When he arrived at the water's edge, he realized he was about 100 feet outside the area protected by lifeguards, in a zone off-limits to swimming.

He really wanted to go in there, though. "This pier is the reason I got through winter," he said.

In a moment, he had stripped down to his bathing suit and was heading into the gentle swells.

"Fweeeeeeep!" went a whistle just as he rose out of the first wave. Turning south, he spotted a lifeguard gesturing with both arms for him to get out. He did.

"Oh, well," Maday said with a laugh. "That was good enough." Except for warm weather weekends, most of his plunges have been about this brief.

True to his word to the beach-tag guards, he was off the beach in under 10 minutes. Back on the boardwalk, he wrapped a towel around his waist, pulled his wet suit off, and pulled up a pair of shorts.

"I'm an expert at disrobing," he joked.

Over lunch of chicken salad and a beer at the Sawmill Tavern in Seaside Park, Maday said he came close to ending his streak in February.

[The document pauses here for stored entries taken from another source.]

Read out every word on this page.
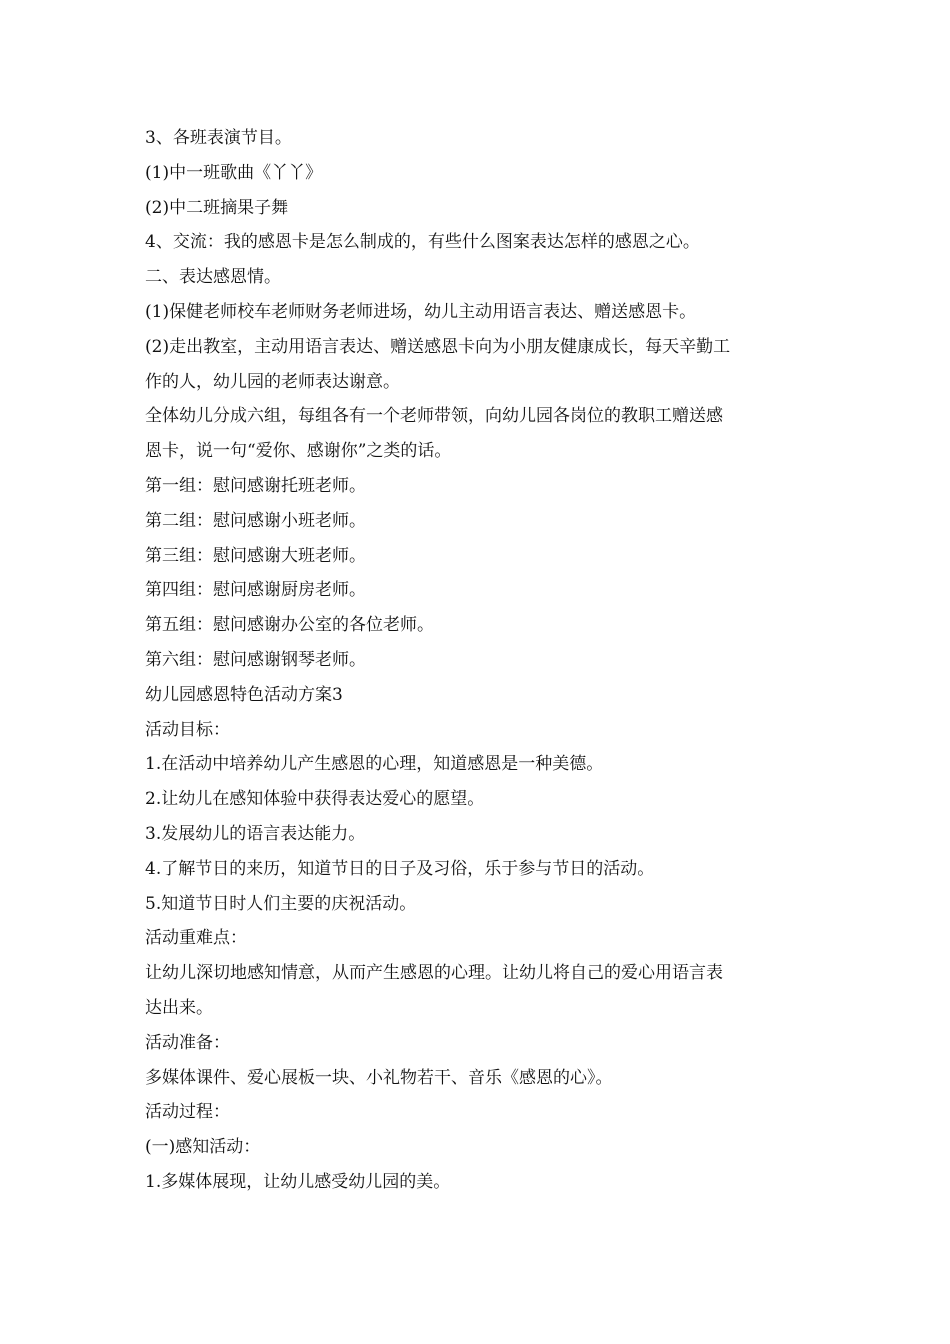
3、各班表演节目。

(1)中一班歌曲《丫丫》

(2)中二班摘果子舞

4、交流：我的感恩卡是怎么制成的，有些什么图案表达怎样的感恩之心。

二、表达感恩情。

(1)保健老师校车老师财务老师进场，幼儿主动用语言表达、赠送感恩卡。

(2)走出教室，主动用语言表达、赠送感恩卡向为小朋友健康成长，每天辛勤工

作的人，幼儿园的老师表达谢意。

全体幼儿分成六组，每组各有一个老师带领，向幼儿园各岗位的教职工赠送感

恩卡，说一句“爱你、感谢你”之类的话。

第一组：慰问感谢托班老师。

第二组：慰问感谢小班老师。

第三组：慰问感谢大班老师。

第四组：慰问感谢厨房老师。

第五组：慰问感谢办公室的各位老师。

第六组：慰问感谢钢琴老师。

幼儿园感恩特色活动方案3

活动目标：

1.在活动中培养幼儿产生感恩的心理，知道感恩是一种美德。

2.让幼儿在感知体验中获得表达爱心的愿望。

3.发展幼儿的语言表达能力。

4.了解节日的来历，知道节日的日子及习俗，乐于参与节日的活动。

5.知道节日时人们主要的庆祝活动。

活动重难点：

让幼儿深切地感知情意，从而产生感恩的心理。让幼儿将自己的爱心用语言表

达出来。

活动准备：

多媒体课件、爱心展板一块、小礼物若干、音乐《感恩的心》。

活动过程：

(一)感知活动：

1.多媒体展现，让幼儿感受幼儿园的美。
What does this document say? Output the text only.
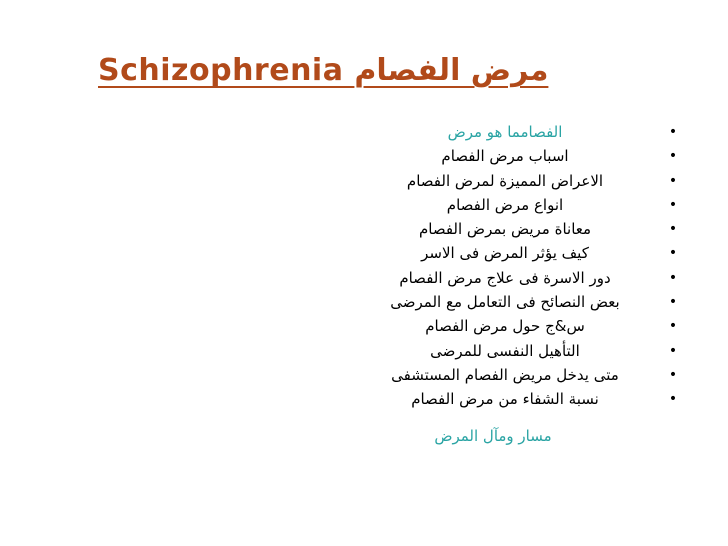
Schizophrenia مرض الفصام
•
الفصامما هو مرض
•
اسباب مرض الفصام
•
الاعراض المميزة لمرض الفصام
•
انواع مرض الفصام
•
معاناة مريض بمرض الفصام
•
كيف يؤثر المرض فى الاسر
•
دور الاسرة فى علاج مرض الفصام
•
بعض النصائح فى التعامل مع المرضى
•
س&ج حول مرض الفصام
•
التأهيل النفسى للمرضى
•
متى يدخل مريض الفصام المستشفى
•
نسبة الشفاء من مرض الفصام
مسار ومآل المرض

That was the day he accompanied his mother to Deborah Heart and Lung Center for pacemaker implant surgery.

"I kept saying to myself, 'I really belong with her,' " he recalled. "I was feeling guilty that I was even thinking I had to get to the beach."

Once she was settled, however, he drove straight to Casino Pier, arriving at 9:45 p.m. The water temperature was 29 degrees, he said, the coldest it would be all year. A friend met him and donned the beach end of a 100-foot tether as Maday splashed under.

Maday requires of himself that he put his whole body - head included - under water each time. He wears the tether when waves and undertow are severe.

Not much scares him anymore, including the recent shark sightings along the Atlantic Coast. "Even a hurricane would be welcome," he said, provided he is not denied access to the beaches.

Once he discovered that he looked forward to even the coldest plunges, he approached the Joan Dancy and PALS Foundation of Red Bank early this year with an offer to help raise money. The nonprofit, which provides in-home care for people with ALS, agreed.

"He's raised about $5,000 for us so far," Mike Damato, the charity's administrator, said last week. "But even more important, he's helped raise awareness of us. And a lot of our homebound patients are living vicariously through him, following him on Facebook every day."

A lawyer in Pennsylvania also has promised to donate $2,500 to the organization if Maday completes all 365 plunges without a miss.

With fewer than 40 days to go, he feels certain he can make it to Aug. 31, when he will host a celebration. He might even push weeks beyond.

"When I first started this, I just hoped I'd get to the end," Maday said. "I never went into this seeking attention for myself. I was always the guy in the background."

"But now, I don't want it to end," he said. "It's really become a part of me."